La distribution des journaux continue de peser lourdement sur les coûts des éditeurs, alors même que ces derniers doivent réaliser d'importants investissements en matière de compétences numériques, observe Pietro Supino. Il est donc absolument indispensable de renforcer et d'élargir l'aide indirecte à la presse dans ce domaine, a déclaré celui qui est aussi le président de Tamedia.

Soutien du DETEC

En collaboration avec La Poste et l'Office fédéral de la communication (OFCOM), les éditeurs alémaniques ont mis au point les conditions techniques permettant d'aider davantage la presse sous cette forme. Selon Pietro Supino, le Département fédéral de la communication (DETEC) se montre prêt à soutenir le projet.

L'association faîtière Schweizer Medien va faire campagne ces prochains mois afin que le Parlement crée les bases légales nécessaires à cette aide supplémentaire. Ce dossier constitue la priorité absolue à court et moyen terme, a assuré Pietro Supino dans son discours.

Transformation numérique des abos

Le président de Schweizer Medien a également qualifié la transformation numérique des modèles d'abonnement de «principal défi commercial de la nouvelle décennie». Les abonnements numériques coûtent actuellement moitié à deux tiers moins cher que les abonnements aux journaux imprimés ou à l'offre combinée papier/online.

Parallèlement, le marché publicitaire va rester sous pression. Même si la transformation numérique devait être couronnée de succès, les recettes des médias en ligne ne permettront donc pas de compenser les pertes des titres imprimés, prévient Pietro Supino.

Retour de Ringier

Face à l'urgence, les éditeurs alémaniques serrent les rangs: Ringier fait son retour au sein de l'association faîtière. Alexander Theobald, responsable opérationnel et futur CEO de Ringier Axel Suisse rejoindra le comité de Schweizer Medien.

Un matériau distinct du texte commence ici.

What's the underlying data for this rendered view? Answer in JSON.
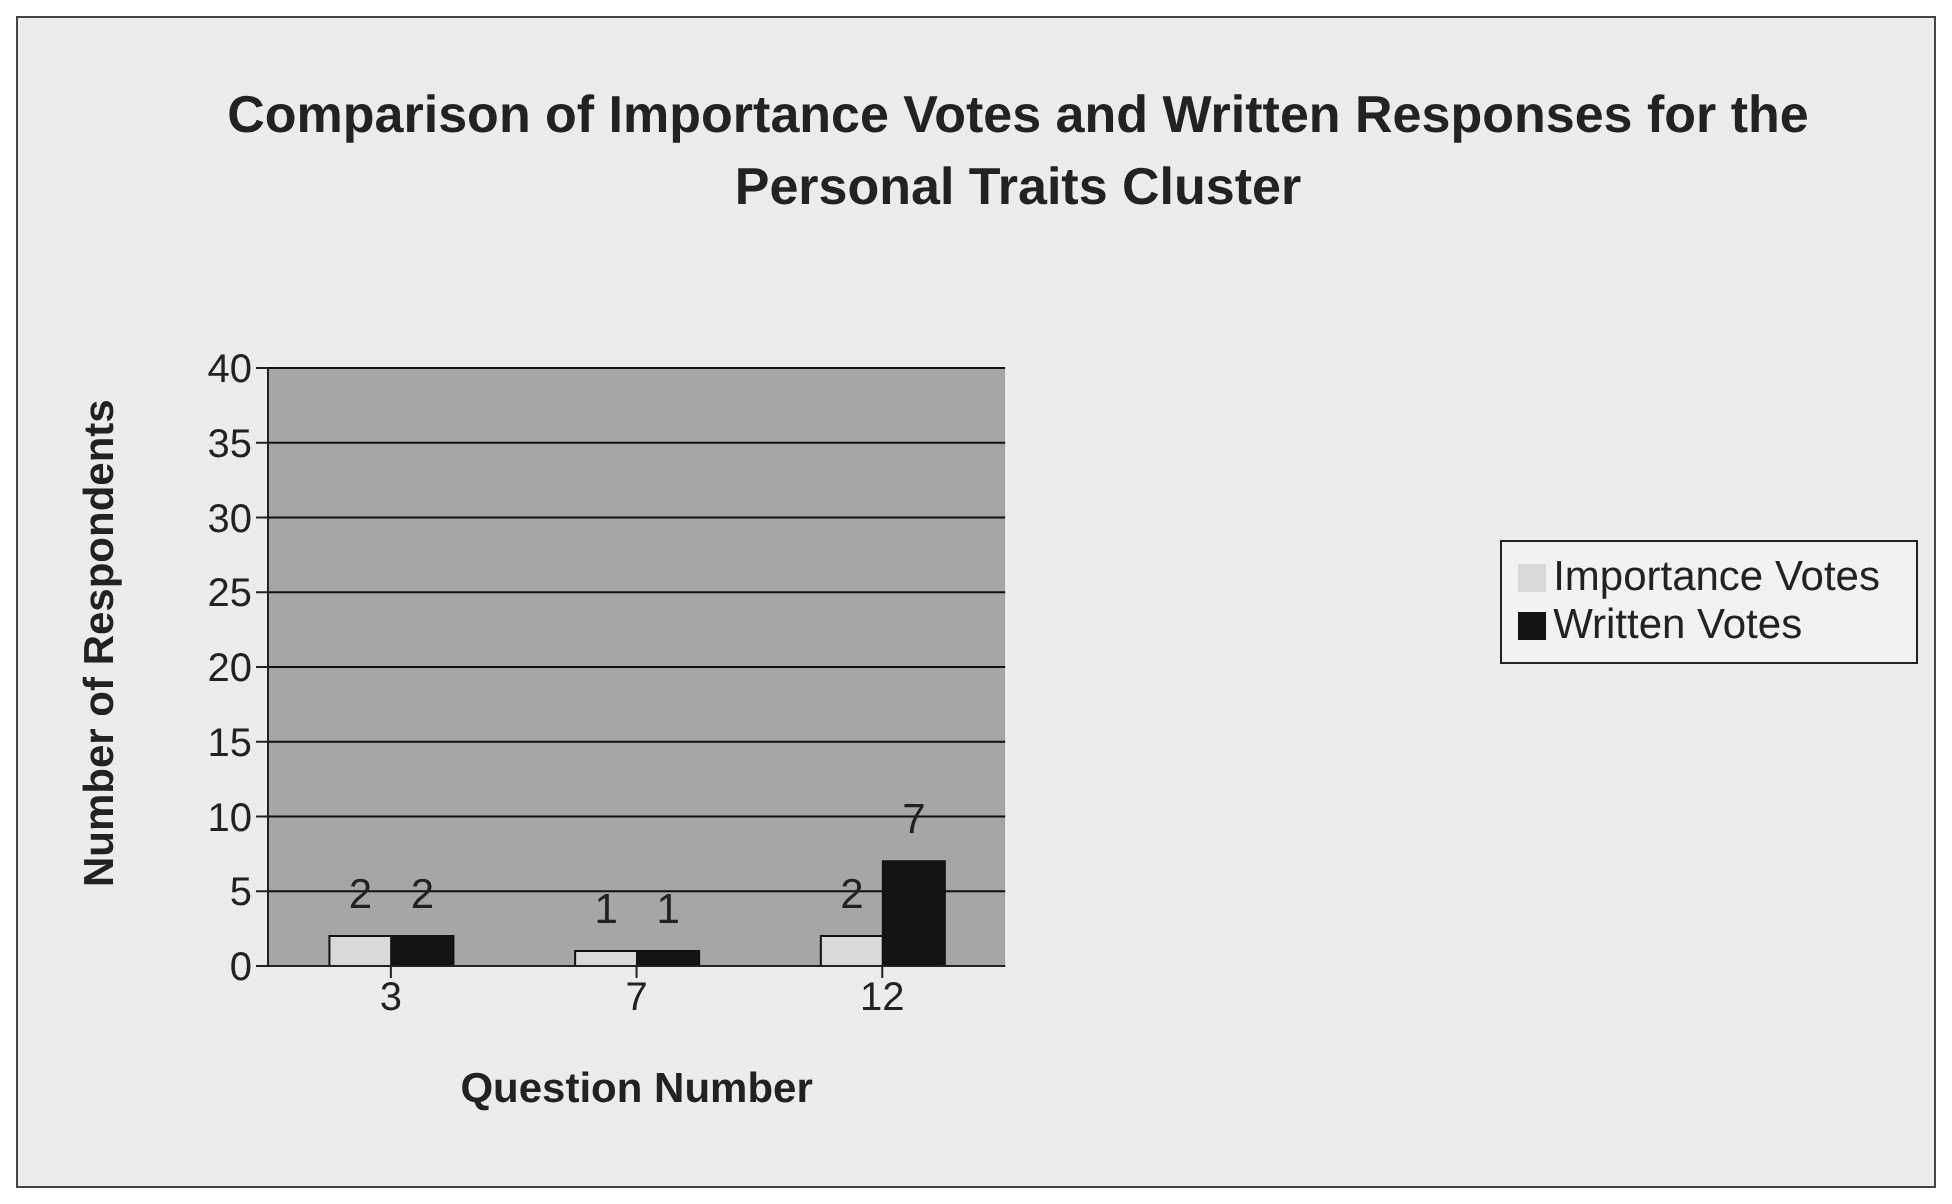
{
  "chart_data": {
    "type": "bar",
    "title": "Comparison of Importance Votes and Written Responses for the Personal Traits Cluster",
    "xlabel": "Question Number",
    "ylabel": "Number of Respondents",
    "categories": [
      "3",
      "7",
      "12"
    ],
    "series": [
      {
        "name": "Importance Votes",
        "color": "#d9d9d9",
        "values": [
          2,
          1,
          2
        ]
      },
      {
        "name": "Written Votes",
        "color": "#141414",
        "values": [
          2,
          1,
          7
        ]
      }
    ],
    "ylim": [
      0,
      40
    ],
    "yticks": [
      0,
      5,
      10,
      15,
      20,
      25,
      30,
      35,
      40
    ],
    "grid": "y",
    "legend": "right",
    "data_labels": true
  }
}
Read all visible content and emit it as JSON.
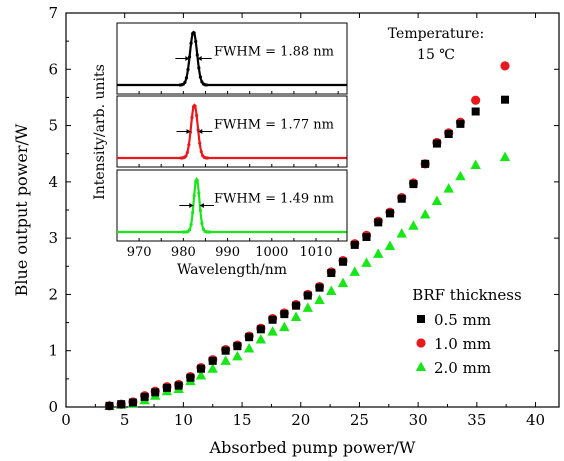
{
  "chart_data": [
    {
      "id": "main",
      "type": "scatter",
      "xlabel": "Absorbed pump power/W",
      "ylabel": "Blue output power/W",
      "xlim": [
        0,
        42
      ],
      "ylim": [
        0,
        7
      ],
      "xticks": [
        0,
        5,
        10,
        15,
        20,
        25,
        30,
        35,
        40
      ],
      "yticks": [
        0,
        1,
        2,
        3,
        4,
        5,
        6,
        7
      ],
      "grid": false,
      "legend": {
        "title": "BRF thickness",
        "placement": "bottom-right"
      },
      "annotation": [
        "Temperature:",
        "15 ℃"
      ],
      "series": [
        {
          "name": "0.5 mm",
          "marker": "square",
          "color": "#000000",
          "x": [
            3.7,
            4.7,
            5.7,
            6.7,
            7.6,
            8.6,
            9.6,
            10.6,
            11.5,
            12.5,
            13.6,
            14.6,
            15.6,
            16.6,
            17.6,
            18.6,
            19.6,
            20.6,
            21.6,
            22.6,
            23.6,
            24.6,
            25.6,
            26.6,
            27.6,
            28.6,
            29.6,
            30.6,
            31.6,
            32.6,
            33.6,
            34.9,
            37.4
          ],
          "y": [
            0.02,
            0.05,
            0.08,
            0.18,
            0.26,
            0.34,
            0.38,
            0.52,
            0.68,
            0.82,
            1.0,
            1.08,
            1.24,
            1.38,
            1.55,
            1.65,
            1.8,
            1.98,
            2.12,
            2.38,
            2.58,
            2.88,
            3.02,
            3.28,
            3.44,
            3.7,
            3.96,
            4.32,
            4.68,
            4.85,
            5.03,
            5.25,
            5.46
          ]
        },
        {
          "name": "1.0 mm",
          "marker": "circle",
          "color": "#e8191c",
          "x": [
            3.7,
            4.7,
            5.7,
            6.7,
            7.6,
            8.6,
            9.6,
            10.6,
            11.5,
            12.5,
            13.6,
            14.6,
            15.6,
            16.6,
            17.6,
            18.6,
            19.6,
            20.6,
            21.6,
            22.6,
            23.6,
            24.6,
            25.6,
            26.6,
            27.6,
            28.6,
            29.6,
            30.6,
            31.6,
            32.6,
            33.6,
            34.9,
            37.4
          ],
          "y": [
            0.02,
            0.05,
            0.09,
            0.2,
            0.28,
            0.36,
            0.4,
            0.54,
            0.7,
            0.84,
            1.02,
            1.1,
            1.26,
            1.4,
            1.57,
            1.67,
            1.82,
            2.0,
            2.14,
            2.4,
            2.6,
            2.9,
            3.05,
            3.3,
            3.46,
            3.72,
            3.98,
            4.32,
            4.7,
            4.87,
            5.06,
            5.45,
            6.06
          ]
        },
        {
          "name": "2.0 mm",
          "marker": "triangle",
          "color": "#19e619",
          "x": [
            3.7,
            4.7,
            5.7,
            6.7,
            7.6,
            8.6,
            9.6,
            10.6,
            11.5,
            12.5,
            13.6,
            14.6,
            15.6,
            16.6,
            17.6,
            18.6,
            19.6,
            20.6,
            21.6,
            22.6,
            23.6,
            24.6,
            25.6,
            26.6,
            27.6,
            28.6,
            29.6,
            30.6,
            31.6,
            32.6,
            33.6,
            34.9,
            37.4
          ],
          "y": [
            0.02,
            0.04,
            0.06,
            0.12,
            0.2,
            0.28,
            0.32,
            0.46,
            0.56,
            0.68,
            0.82,
            0.9,
            1.04,
            1.2,
            1.34,
            1.42,
            1.6,
            1.76,
            1.9,
            2.06,
            2.2,
            2.4,
            2.56,
            2.72,
            2.86,
            3.08,
            3.22,
            3.42,
            3.66,
            3.88,
            4.1,
            4.3,
            4.44
          ]
        }
      ]
    },
    {
      "id": "inset",
      "type": "line",
      "xlabel": "Wavelength/nm",
      "ylabel": "Intensity/arb. units",
      "xlim": [
        965,
        1017
      ],
      "xticks": [
        970,
        975,
        980,
        985,
        990,
        995,
        1000,
        1005,
        1010,
        1015
      ],
      "xticklabels": [
        "970",
        "",
        "980",
        "",
        "990",
        "",
        "1000",
        "",
        "1010",
        ""
      ],
      "panels": [
        {
          "name": "0.5 mm",
          "color": "#000000",
          "center": 982.3,
          "fwhm": 1.88,
          "label": "FWHM = 1.88 nm"
        },
        {
          "name": "1.0 mm",
          "color": "#e8191c",
          "center": 982.5,
          "fwhm": 1.77,
          "label": "FWHM = 1.77 nm"
        },
        {
          "name": "2.0 mm",
          "color": "#19e619",
          "center": 983.0,
          "fwhm": 1.49,
          "label": "FWHM = 1.49 nm"
        }
      ]
    }
  ]
}
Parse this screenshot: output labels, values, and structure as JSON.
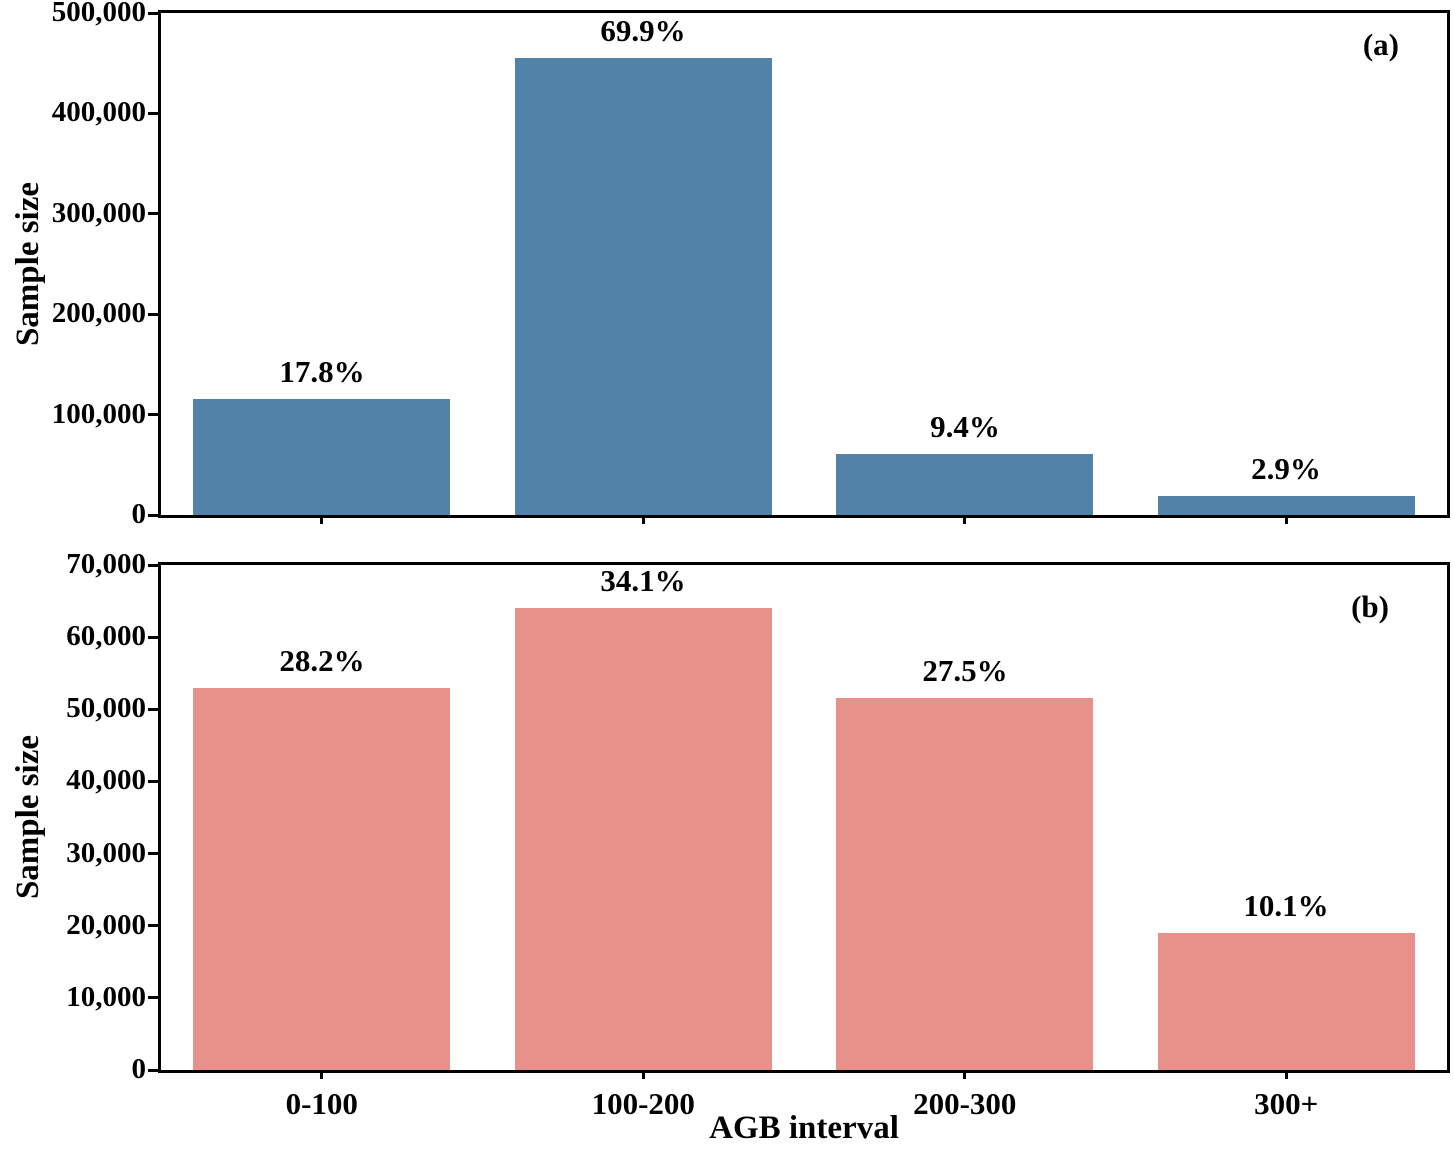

Le groupe Ringier avait claqué la porte en 2015, suite à des échanges houleux entre éditeurs au sein de l'association faîtière. Pietro Supino a parlé d'une «très bonne nouvelle», avant d'inviter le patron de Ringier, Marc Walder, à venir à la tribune et à s'exprimer devant l'assistance.

Interrogé sur cette annonce surprise, Marc Walder a indiqué que les discussions en vue d'un retour de son groupe avaient duré plusieurs mois. Il a souligné que la branche se trouvait à l'aube d'un débat «historique sur l'aide aux médias, et qu'il était important d'unir les forces».

Une autre raison de ce retour au bercail est le projet de «login commun» mis en place par les principaux éditeurs du pays, et dont Marc Walder a fait une nouvelle fois la promotion. Il a appelé tous les acteurs de la branche à y participer.